Он ощущал себя снова в одиночной камере. Только более комфортной. Два первых, самых немилосердных года заключения он даже спортом занимался в одиночестве — по часу в день, в крохотном зальчике тюрьмы строжайшего режима. Была одна отрада — по пути в спортзал или обратно встретить другого заключенного и издалека обменяться молчаливым взглядом. По дороге туда он видел шизанутого англичанина, который попался в самолете с бомбами в ботинках. По дороге обратно — Теда Качинского, который специализировался на бомбах в бандеролях. С виртуозом Качинским Уилсон общнулся бы с охотой — перенять богатый опыт; к сожалению, когда его наконец перевели на менее строгий этаж, где заключенные имели возможность разговаривать друг с другом, Тед Качинский там ни разу не появился.

«А что, если Бободжон работает на одну из спецслужб? И все это опять большая подстава? Ведь сам бегу в петлю…» — мрачно думал Уилсон.

Мысль, конечно, абсурдная. Но если подождать без дела еще несколько часов — и не такое в голову придет.

Тут в дверь постучали.

Уилсон нахмурился. Холл внизу и лифты он уже давно держал под наблюдением. Бободжона он не видел. Так кто же это?

За дверью оказался рассыльный-латиноамериканец в алой форме и с тележкой, на которой лежали два чемодана. Большие. Новенькие. Одинаковые. Оба упакованы в целлофан. Оба на колесиках и с выдвижной ручкой.

— Просили вам доставить, — сказал парнишка.

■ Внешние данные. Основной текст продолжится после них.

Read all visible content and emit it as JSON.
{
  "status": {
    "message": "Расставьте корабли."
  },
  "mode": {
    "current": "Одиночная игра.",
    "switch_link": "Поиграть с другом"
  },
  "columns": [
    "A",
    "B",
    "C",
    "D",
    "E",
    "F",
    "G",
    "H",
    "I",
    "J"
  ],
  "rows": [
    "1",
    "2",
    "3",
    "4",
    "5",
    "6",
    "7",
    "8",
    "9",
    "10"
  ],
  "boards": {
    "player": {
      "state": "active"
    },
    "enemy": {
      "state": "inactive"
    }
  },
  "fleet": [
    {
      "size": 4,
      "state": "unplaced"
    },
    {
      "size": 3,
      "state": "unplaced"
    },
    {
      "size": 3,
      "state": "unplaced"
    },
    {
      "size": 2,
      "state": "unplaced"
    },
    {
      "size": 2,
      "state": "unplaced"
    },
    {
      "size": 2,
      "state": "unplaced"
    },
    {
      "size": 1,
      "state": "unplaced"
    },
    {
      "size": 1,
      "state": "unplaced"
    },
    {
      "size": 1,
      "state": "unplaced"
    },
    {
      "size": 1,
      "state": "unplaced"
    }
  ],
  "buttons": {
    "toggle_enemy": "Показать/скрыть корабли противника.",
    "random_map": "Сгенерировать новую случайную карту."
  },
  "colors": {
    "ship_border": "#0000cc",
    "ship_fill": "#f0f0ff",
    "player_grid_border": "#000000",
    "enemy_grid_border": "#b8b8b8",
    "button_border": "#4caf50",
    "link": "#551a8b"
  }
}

— Да-да, конечно, заходите, — отозвался Уилсон, не показывая удивления.

— Я поставлю тут, в свободном углу. Хорошо?

— Да куда угодно.

Уилсон сунул рассыльному десять долларов, и тот расцвел счастливой улыбкой:

— Спасибо, сэр. Если вам что нужно — зовите Роберто. Я тут самый быстрый и надежный!

Когда парнишка ушел, Уилсон задумчиво уставился на чемоданы. Судя по тому, с каким усилием рассыльный их поднимал, каждый весил не меньше двадцати фунтов.

Итак, похоже, начинается. Последняя возможность передумать. В этих чемоданах — его судьба. Когда закрутится, обратной дороги уже не будет.